In an overly materialistic world, we have come to associate the quality of education and knowledge with the materials that a learning environment is built with. We seem incapable of detaching knowledge from brick and mortar. A school has become a social construct, a physical structure that has to be built with the most expensive materials. Our expectation of a school is not what is taught there but rather the physical built quality of the building and the comfort of the environment.
About a decade ago, I came across the story of Sugata Mitra and his ‘hole in the wall’ project. His story is fascinating. It is a story of our capacity to self-organize and learn even from a very young age. A software engineer by profession, Mr Mitra wanted to make education accessible to the underprivileged. In this youtube video, he explains how he started thinking that the victorian English education system that the rest of the world adopted in the 20th century standardised education and how he thought that limited human creativity. After the initial experiments, he came up with concepts like Self organized learning environments or SOLEs and the Granny Cloud. These concepts and the school in the cloud turn our conventional ideas about schools on their head.
The late Sir Robinson is another educator who had strong opinions against the systems of schooling we see today. He called for a new paradigm in education and introduced such terms as ‘education’s death valley’ and described schools as places that kill creativity in children. He was perhaps the best TED speaker ever. Here is one of his TED talks where he talks about customizing and personalizing the way we help children in schools.
I recently read the autobiography of Amartya Sen, the Nobel-winning economist and global thinker who recollected details of his childhood and school days in his most recent book ‘Home in the world’. Professor Sen attended the Shantiniketan, but not during the life of Rabindranath Tagore. The description of Shantiniketan and the learning environment during Professor Sen’s time there and before that opens a window into how education was viewed back in those days. It reminded me of the importance of helping each child reach their full potential in life instead of standardising education. Some brave thinkers have tried to demonstrate this through stories and this is a story I came across many years ago and shared on my blog.
Another important lesson I learned from Professor Sen’s book is the myth of colourful academic achievement during childhood equating to success later in life. When Professor Sen won the Nobel Prize for economics in 1998, the principal of his old primary school in Dhaka wanted to honour him during his next visit to Bangladesh and when the principal dug through the old records for Professor Sen’s academic results in primary school, he was surprised to find that those results were very ordinary. He was not a straight-A student. Schools should teach kids how to think rather than what to think. They should be taught life skills, social skills and self-awareness more than anything else.

For a long time, I have had very different opinions on how our education system is organized. As far back as 2009, I argued against island school SMTs for trying to exclude certain kids from their schools. The idea of extending boundary walls to keep the so-called ‘street children’ out never appealed to me and it goes against the principles of open community schools that we are supposed to have on the islands. Kids on the street, especially those being lost to delinquency, are the result of the failure of educators who are responsible for that catchment area – the SMT of the very school who are trying to keep these kids out of their premises. Here is the link to a document that was prepared in 2011 about an educational vision for Fuvahmulah as I saw it then.

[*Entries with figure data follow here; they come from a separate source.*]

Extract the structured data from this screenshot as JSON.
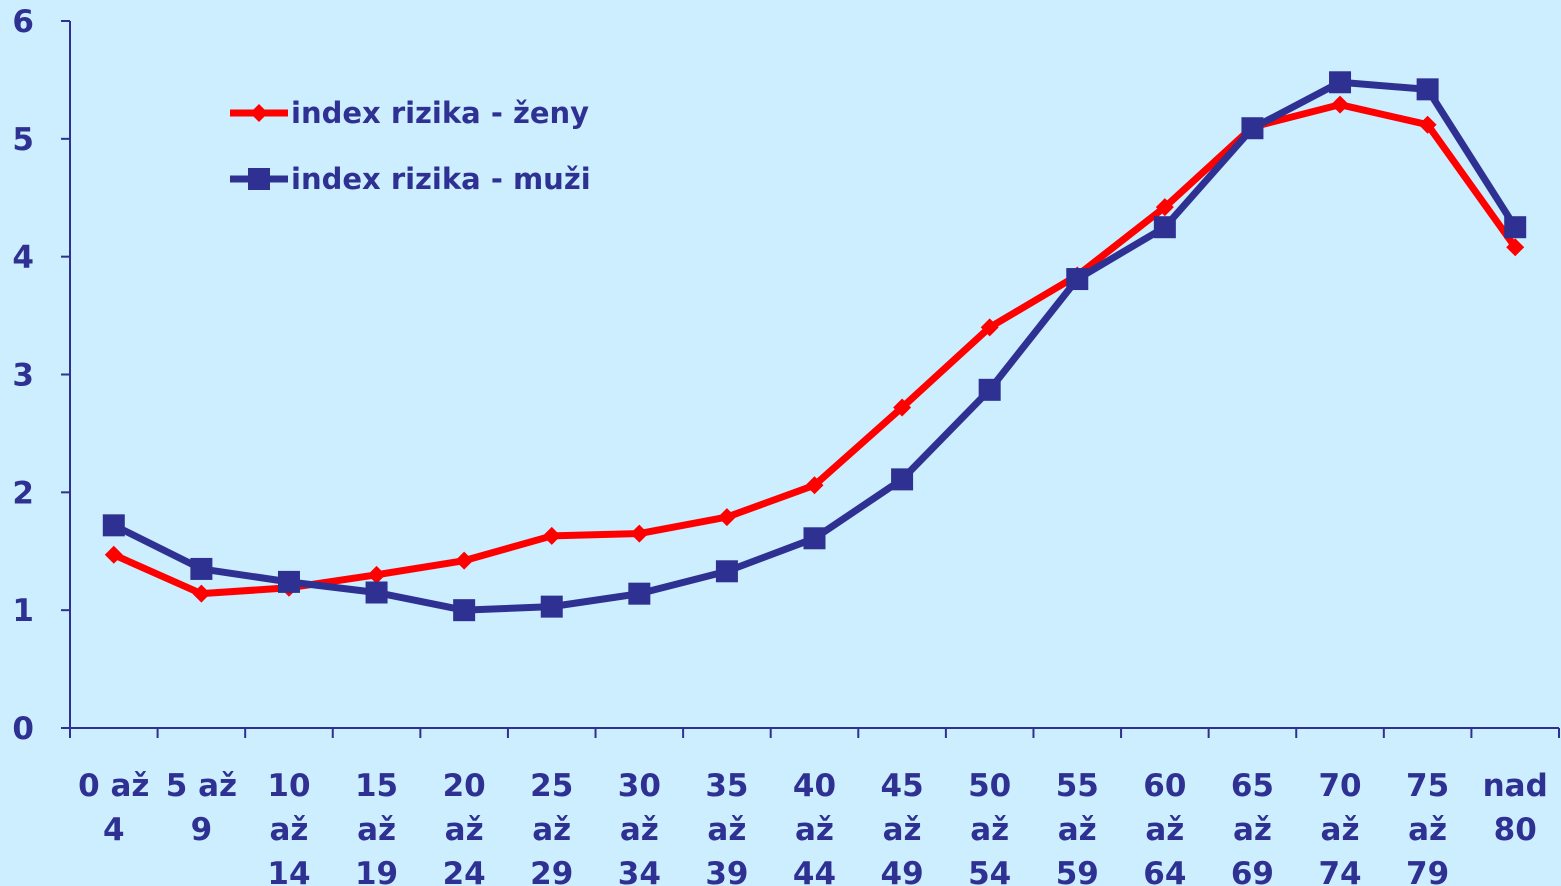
{
  "chart_data": {
    "type": "line",
    "title": "",
    "xlabel": "",
    "ylabel": "",
    "ylim": [
      0,
      6
    ],
    "y_ticks": [
      "0",
      "1",
      "2",
      "3",
      "4",
      "5",
      "6"
    ],
    "grid": false,
    "legend_position": "top-left",
    "categories": [
      [
        "0 až",
        "4"
      ],
      [
        "5 až",
        "9"
      ],
      [
        "10",
        "až",
        "14"
      ],
      [
        "15",
        "až",
        "19"
      ],
      [
        "20",
        "až",
        "24"
      ],
      [
        "25",
        "až",
        "29"
      ],
      [
        "30",
        "až",
        "34"
      ],
      [
        "35",
        "až",
        "39"
      ],
      [
        "40",
        "až",
        "44"
      ],
      [
        "45",
        "až",
        "49"
      ],
      [
        "50",
        "až",
        "54"
      ],
      [
        "55",
        "až",
        "59"
      ],
      [
        "60",
        "až",
        "64"
      ],
      [
        "65",
        "až",
        "69"
      ],
      [
        "70",
        "až",
        "74"
      ],
      [
        "75",
        "až",
        "79"
      ],
      [
        "nad",
        "80"
      ]
    ],
    "series": [
      {
        "name": "index rizika - ženy",
        "color": "#ff0000",
        "marker": "diamond",
        "values": [
          1.47,
          1.14,
          1.19,
          1.3,
          1.42,
          1.63,
          1.65,
          1.79,
          2.06,
          2.72,
          3.4,
          3.84,
          4.42,
          5.1,
          5.29,
          5.12,
          4.08
        ]
      },
      {
        "name": "index rizika - muži",
        "color": "#2e3192",
        "marker": "square",
        "values": [
          1.72,
          1.35,
          1.24,
          1.15,
          1.0,
          1.03,
          1.14,
          1.33,
          1.61,
          2.11,
          2.87,
          3.81,
          4.25,
          5.09,
          5.48,
          5.42,
          4.25
        ]
      }
    ]
  }
}
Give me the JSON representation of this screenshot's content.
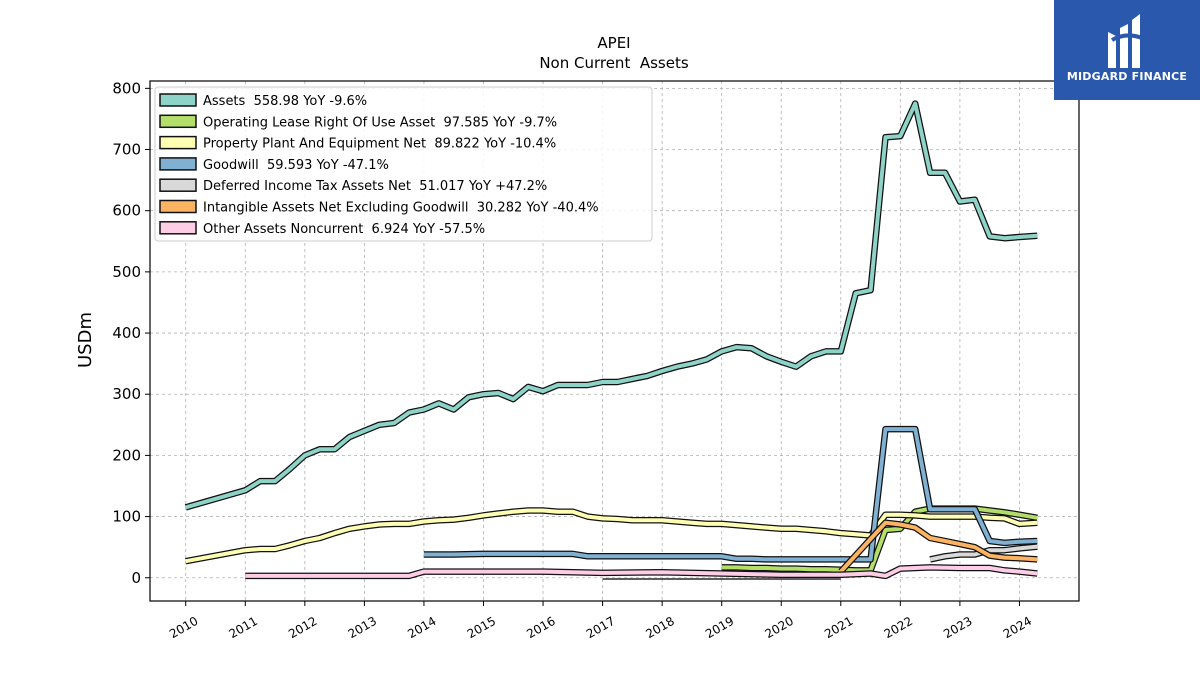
{
  "brand": {
    "name": "MIDGARD FINANCE",
    "bg": "#2a58ad"
  },
  "chart_data": {
    "type": "line",
    "title": "APEI",
    "subtitle": "Non Current  Assets",
    "ylabel": "USDm",
    "xlabel": "",
    "xlim": [
      2009.4,
      2025.0
    ],
    "ylim": [
      -38,
      812
    ],
    "yticks": [
      0,
      100,
      200,
      300,
      400,
      500,
      600,
      700,
      800
    ],
    "xticks": [
      2010,
      2011,
      2012,
      2013,
      2014,
      2015,
      2016,
      2017,
      2018,
      2019,
      2020,
      2021,
      2022,
      2023,
      2024
    ],
    "grid": true,
    "legend_position": "top-left",
    "series": [
      {
        "name": "Assets",
        "legend": "Assets  558.98 YoY -9.6%",
        "color": "#8dd3c7",
        "x": [
          2010.0,
          2011.0,
          2011.25,
          2011.5,
          2011.75,
          2012.0,
          2012.25,
          2012.5,
          2012.75,
          2013.0,
          2013.25,
          2013.5,
          2013.75,
          2014.0,
          2014.25,
          2014.5,
          2014.75,
          2015.0,
          2015.25,
          2015.5,
          2015.75,
          2016.0,
          2016.25,
          2016.5,
          2016.75,
          2017.0,
          2017.25,
          2017.5,
          2017.75,
          2018.0,
          2018.25,
          2018.5,
          2018.75,
          2019.0,
          2019.25,
          2019.5,
          2019.75,
          2020.0,
          2020.25,
          2020.5,
          2020.75,
          2021.0,
          2021.25,
          2021.5,
          2021.75,
          2022.0,
          2022.25,
          2022.5,
          2022.75,
          2023.0,
          2023.25,
          2023.5,
          2023.75,
          2024.0,
          2024.3
        ],
        "y": [
          115,
          143,
          158,
          158,
          178,
          200,
          210,
          210,
          230,
          240,
          250,
          253,
          270,
          275,
          285,
          275,
          295,
          300,
          302,
          292,
          312,
          305,
          315,
          315,
          315,
          320,
          320,
          325,
          330,
          338,
          345,
          350,
          357,
          370,
          377,
          375,
          362,
          353,
          345,
          362,
          370,
          370,
          465,
          470,
          720,
          722,
          775,
          662,
          662,
          615,
          618,
          558,
          555,
          557,
          559
        ]
      },
      {
        "name": "Operating Lease Right Of Use Asset",
        "legend": "Operating Lease Right Of Use Asset  97.585 YoY -9.7%",
        "color": "#b3de69",
        "x": [
          2019.0,
          2019.25,
          2019.5,
          2019.75,
          2020.0,
          2020.25,
          2020.5,
          2020.75,
          2021.0,
          2021.25,
          2021.5,
          2021.75,
          2022.0,
          2022.25,
          2022.5,
          2022.75,
          2023.0,
          2023.25,
          2023.5,
          2023.75,
          2024.0,
          2024.3
        ],
        "y": [
          17,
          17,
          16,
          16,
          15,
          15,
          14,
          14,
          13,
          12,
          12,
          78,
          80,
          108,
          113,
          113,
          113,
          113,
          110,
          107,
          103,
          98
        ]
      },
      {
        "name": "Property Plant And Equipment Net",
        "legend": "Property Plant And Equipment Net  89.822 YoY -10.4%",
        "color": "#ffffb3",
        "x": [
          2010.0,
          2011.0,
          2011.25,
          2011.5,
          2011.75,
          2012.0,
          2012.25,
          2012.5,
          2012.75,
          2013.0,
          2013.25,
          2013.5,
          2013.75,
          2014.0,
          2014.25,
          2014.5,
          2014.75,
          2015.0,
          2015.25,
          2015.5,
          2015.75,
          2016.0,
          2016.25,
          2016.5,
          2016.75,
          2017.0,
          2017.25,
          2017.5,
          2017.75,
          2018.0,
          2018.25,
          2018.5,
          2018.75,
          2019.0,
          2019.25,
          2019.5,
          2019.75,
          2020.0,
          2020.25,
          2020.5,
          2020.75,
          2021.0,
          2021.25,
          2021.5,
          2021.75,
          2022.0,
          2022.25,
          2022.5,
          2022.75,
          2023.0,
          2023.25,
          2023.5,
          2023.75,
          2024.0,
          2024.3
        ],
        "y": [
          27,
          45,
          47,
          47,
          53,
          60,
          65,
          73,
          80,
          84,
          87,
          88,
          88,
          92,
          94,
          95,
          98,
          102,
          105,
          108,
          110,
          110,
          108,
          108,
          100,
          97,
          96,
          94,
          94,
          94,
          92,
          90,
          88,
          88,
          86,
          84,
          82,
          80,
          80,
          78,
          76,
          73,
          71,
          69,
          103,
          103,
          102,
          100,
          100,
          100,
          100,
          98,
          97,
          88,
          90
        ]
      },
      {
        "name": "Goodwill",
        "legend": "Goodwill  59.593 YoY -47.1%",
        "color": "#80b1d3",
        "x": [
          2014.0,
          2014.5,
          2015.0,
          2015.5,
          2016.0,
          2016.5,
          2016.75,
          2017.0,
          2017.5,
          2018.0,
          2018.5,
          2019.0,
          2019.25,
          2019.5,
          2019.75,
          2020.0,
          2020.5,
          2021.0,
          2021.25,
          2021.5,
          2021.75,
          2022.0,
          2022.25,
          2022.5,
          2022.75,
          2023.0,
          2023.25,
          2023.5,
          2023.75,
          2024.0,
          2024.3
        ],
        "y": [
          38,
          38,
          39,
          39,
          39,
          39,
          35,
          35,
          35,
          35,
          35,
          35,
          31,
          31,
          30,
          30,
          30,
          30,
          30,
          30,
          243,
          243,
          243,
          112,
          112,
          112,
          112,
          60,
          57,
          59,
          60
        ]
      },
      {
        "name": "Deferred Income Tax Assets Net",
        "legend": "Deferred Income Tax Assets Net  51.017 YoY +47.2%",
        "color": "#d9d9d9",
        "x": [
          2022.5,
          2022.75,
          2023.0,
          2023.25,
          2023.5,
          2023.75,
          2024.0,
          2024.3
        ],
        "y": [
          30,
          35,
          38,
          38,
          45,
          45,
          48,
          51
        ]
      },
      {
        "name": "Intangible Assets Net Excluding Goodwill",
        "legend": "Intangible Assets Net Excluding Goodwill  30.282 YoY -40.4%",
        "color": "#fdb462",
        "x": [
          2021.0,
          2021.75,
          2022.0,
          2022.25,
          2022.5,
          2022.75,
          2023.0,
          2023.25,
          2023.5,
          2023.75,
          2024.0,
          2024.3
        ],
        "y": [
          10,
          90,
          87,
          82,
          65,
          60,
          55,
          50,
          36,
          33,
          32,
          30
        ]
      },
      {
        "name": "Other Assets Noncurrent",
        "legend": "Other Assets Noncurrent  6.924 YoY -57.5%",
        "color": "#fccde5",
        "x": [
          2011.0,
          2012.0,
          2013.0,
          2013.75,
          2014.0,
          2015.0,
          2016.0,
          2017.0,
          2018.0,
          2019.0,
          2020.0,
          2021.0,
          2021.5,
          2021.75,
          2022.0,
          2022.5,
          2023.0,
          2023.5,
          2023.75,
          2024.0,
          2024.3
        ],
        "y": [
          3,
          3,
          3,
          3,
          10,
          10,
          10,
          8,
          9,
          7,
          5,
          5,
          7,
          3,
          15,
          17,
          16,
          16,
          12,
          10,
          7
        ]
      },
      {
        "name": "",
        "legend": "",
        "color": "#2a2a2a",
        "thin": true,
        "x": [
          2017.0,
          2019.0,
          2020.0,
          2021.0
        ],
        "y": [
          -2,
          -2,
          -2,
          -2
        ]
      }
    ]
  }
}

My formative education was mostly extracurricular. They had very little to do with formal education. I learned from my grandfather’s Achchange, from my uncle and from backyard gardening with my father. At school, my best lessons came not from the books but from the work that our principal Ibrahim Waheed made us do – organizing his library, printing a newspaper and a magazine and acting in plays. I am grateful for my childhood and to all those beautiful people who shaped my childhood that made me who I am.
So what is a school? To me, it is not about schools but more about schooling as a concept. Schooling as helping children grow in their capacity to be independent thinkers capable of looking after themselves and those around them. Schooling is about enhancing their capacity to make meaning of themselves and the world they live in. Schooling should not be associated with a glorified building. Schooling can happen anywhere. Discipline and life skills can be taught anywhere in the neighbourhood – be it inside a tin shack, a mud hut, an odi haruge (boat hangar) or on the beach on small islands. What is important is not where our children are educated but rather with what knowledge and competencies.